Among these giants is the 80,758-square-foot fourth floor of the 20-storey Gulf Canada Square tower at 401 9th Avenue SW, a Class A mixed-use building that covers a total of 1.1 million square feet. At 697  feet in length, the vacant space covers two city blocks downtown.

Gulf Canada Square is managed  by GWL Realty Advisors. A major oil-and-gas tenant had held the fourth floor and it came back to GWLRA through a lease renegotiation.

“The space has not leased, but we have had a few interested parties since our broker open house in November,” said Lucas Beck, senior manager, leasing, for GWLRA on January 8. “Given the massive floor plate, we have four e-scooters on the floor to make it easier to get around on a tour.”

Lucas Beck
Lucas Beck, senior manager, leasing for GWL Realty Advisors, uses an electric scooter to tour potential tenants through big office offerings. | Submitted

Beck said the lease rate is dependent on the term but “it would be market rate for Class-A space and enough TI [tenant improvement] to build out the space to a reasonable spec.”

The current Class A lease rate in downtown Calgary is around $23 per square foot, according to Avison Young.

Edmonton

In comparison with Calgary, Edmonton’s downtown office market is “stable,” according to Colliers International. 

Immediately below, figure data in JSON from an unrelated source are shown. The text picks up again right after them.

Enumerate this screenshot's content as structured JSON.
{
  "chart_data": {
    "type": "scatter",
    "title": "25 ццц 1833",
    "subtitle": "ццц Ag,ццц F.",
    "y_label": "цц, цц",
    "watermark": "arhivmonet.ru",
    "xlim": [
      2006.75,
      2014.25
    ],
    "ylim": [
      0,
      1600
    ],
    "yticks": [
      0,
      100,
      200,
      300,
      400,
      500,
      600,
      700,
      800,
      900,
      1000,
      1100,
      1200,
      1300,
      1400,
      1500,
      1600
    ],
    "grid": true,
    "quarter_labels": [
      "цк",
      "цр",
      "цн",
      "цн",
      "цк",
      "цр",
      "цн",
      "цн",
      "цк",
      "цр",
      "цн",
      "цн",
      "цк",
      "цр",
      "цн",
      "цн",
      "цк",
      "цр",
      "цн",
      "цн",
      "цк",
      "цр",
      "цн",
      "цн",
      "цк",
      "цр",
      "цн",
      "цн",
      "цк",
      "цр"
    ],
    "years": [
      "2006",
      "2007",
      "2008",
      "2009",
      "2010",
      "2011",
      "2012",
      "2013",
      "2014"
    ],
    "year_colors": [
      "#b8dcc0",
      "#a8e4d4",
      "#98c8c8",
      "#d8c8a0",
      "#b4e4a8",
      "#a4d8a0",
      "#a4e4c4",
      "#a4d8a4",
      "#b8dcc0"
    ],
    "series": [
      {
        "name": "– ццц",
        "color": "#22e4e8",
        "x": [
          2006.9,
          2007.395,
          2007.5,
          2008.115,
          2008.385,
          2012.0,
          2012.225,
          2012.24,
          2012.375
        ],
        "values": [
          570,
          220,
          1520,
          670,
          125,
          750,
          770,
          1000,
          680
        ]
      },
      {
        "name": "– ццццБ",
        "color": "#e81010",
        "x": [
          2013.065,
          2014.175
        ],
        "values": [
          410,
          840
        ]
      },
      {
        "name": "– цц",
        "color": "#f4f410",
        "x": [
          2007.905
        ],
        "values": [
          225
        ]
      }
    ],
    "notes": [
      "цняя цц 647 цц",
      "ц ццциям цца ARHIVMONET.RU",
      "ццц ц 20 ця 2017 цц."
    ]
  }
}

In a Q3 survey, Colliers found 15.3 per cent of the city’s downtown office space vacant, representing just over 2.8 million square feet (the equivalent of 64 acres). This is a slight improvement from the 15.5 per cent vacancy rate in the second quarter of 2019.

In Q3 2019, the downtown recorded nearly 116,500 square feet of office absorption in the financial district but went negative by 57,750 square feet in the government district, which is worrisome.

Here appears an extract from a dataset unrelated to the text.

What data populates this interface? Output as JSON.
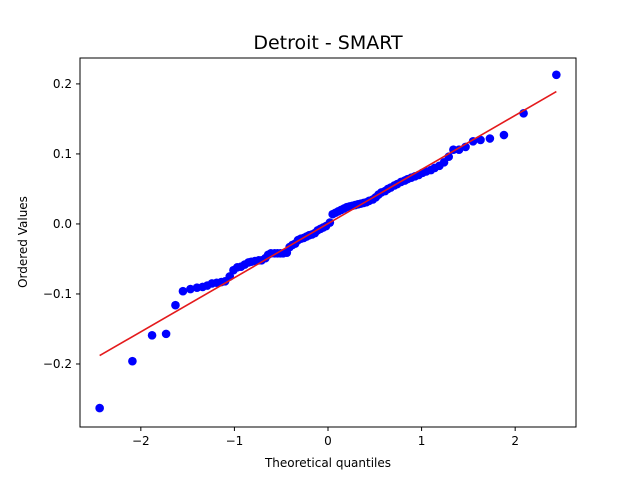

Alberta’s new government aims to balance the books by 2023, and this could “potentially lead to negative [office] absorption as public-service and not-for-profit groups may lose funding, which could cause them to downsize,” Colliers cautioned.

Currently, the government represents 5.3 million square feet of Edmonton’s downtown office space and more than 13 per cent of it is already empty, including 207,000 square feet of Class A sublease space.